Stir Your Soul, Lift Your Spirit, Open Your Mind

Nov 4, 2020    Jenny Beaumont

Jenny Beaumont, Director of Adult Spiritual Formation, offered this outstanding devotion at our weekly staff meeting this week. I hope you find it as meaningful as we did. - Joan


Stirring, lifting, and opening have often filled and animated my life. Sometimes it is new, sometimes it seems dangerous, and most of the time it is uncomfortable. As I look through this past year, before our new season of Advent begins, I want to remember how my soul stirred, my spirit lifted, and my mind opened.

Stirring is easy and often automatic. I stir the pots on the stove. I stir the cat food, so the old and the new are balanced. I stir the conversations around the kitchen counter. I want to stop that stirring more often than not. I like a more peaceful table than those with whom I share a table. I stir my mood – and try to get it moving some days. I wonder how I might be stirring in the wrong direction. As to stirring my soul, I read, watch, and learn from the saints God has placed in my path. My daughter once asked, “Mom, what sets your soul on fire?” The answer begins for me by noticing what is stirring my soul — what is giving energy and warmth. Mostly I want to pay attention to the whispers of my soul — the movements, the turning, and the changing.

Lately, lifting has become a stranger to me. After some recent surgery, lifting anything over five pounds was off-limits. Five pounds is about the weight of a gallon of milk, and that meant that even my trusted cast-iron skillet was in temporary retirement. Because the usual physical work of lifting was out of bounds, I considered instead how God and the people around me lift my spirit. So does a simple kindness, or passing along a good book to the next reader. Calling a friend or cooking a meal lifts my spirit high. Focusing on the breath, centering, and contemplation lifts my spirit.

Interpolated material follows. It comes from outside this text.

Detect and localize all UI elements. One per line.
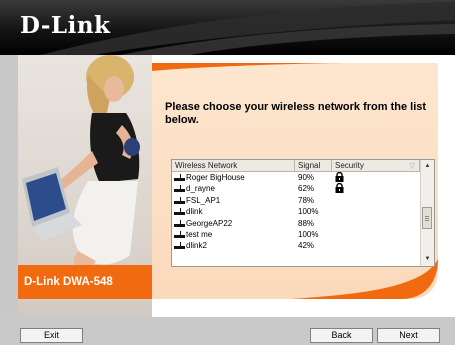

I thought about how Jesus lifted the spirits of others — with laughter. With a kind touch. With healing. With connection. Showing up and not showing off. How many times must have Jesus lifted his hand or arm to lift others meeting them where they were at that moment? Lifting spirits seems to be the work of God and humans.

Opening my mind has been challenging as well. Jesus seemed to be forever changing his mind and changing course — healing the women who reminded him that the Messiah was sent for all people, not just the Israelites. On his way to healing Jairus's daughter, Jesus paused to respond to and heal a woman on the way. In this season of pandemic and polarization, I have been urging disagreement without demonization of the other side. Seeking common values. Seeing Christ in the other. Of course, if I am going to ask others to do that, I must work to do the same. I spent an evening with a close friend who has an opposite political sensibility to mine. We spent the evening eating, drinking, talking – sometimes loudly — and loving each other. We asked why, and how, and when. We asked what is most important to you? We wondered how we could follow Jesus in this world. I didn't want another version of my friend. I didn't want an upgraded friend — no second versions or re-dos. I wanted to know her just as she was, and I know she wanted the same thing from me. What a rare gift. We affirmed that our experiences — this pandemic, her news channel, my news channel, her views, my views, and this country – would not tear us apart. We will cling to each other fiercely. I realized that an open mind is as much about perspective-taking as it is about loving and trusting.

In this election week, I am grateful for the ways my soul is stirred, my spirit lifted, and my mind opened. I am better for the year 2020. Not the same. Not improved, yet more present, more grounded, more alive. And more confident in not knowing what is coming next. May we continue moving forward, knowing we are walking with angels, and growing stronger with each minute that passes.

This prayer offered by Bishop Steven Charleston, a Native American elder, a citizen of the Choctaw Nation, and a bishop in the Episcopal Church, has been a comfort to me at this moment. Let us pray:

Still, now our nervous heart, spirit of life, calm the flutter of our breathing, for we are in a vulnerable place, and find ourselves seeking the scent of the air, a community grown uncertain, as afraid of running as standing still. This is why we need you, spirit of all creation.

We need you to stand in our midst, to be seen in our midst, as clearly as possible, our champion and our hope, not to face this struggle for us, but to remind us why we are facing it for ourselves. We need your strength, Old One, we need your reassurance.

Still now our nervous heart. Calm our breathing. For we are resolved: we are neither running away nor standing still. We are turned to the wind, looking ahead to see what tomorrow brings. We are moving forward, knowing we are walking with angels, growing stronger with each minute that passes.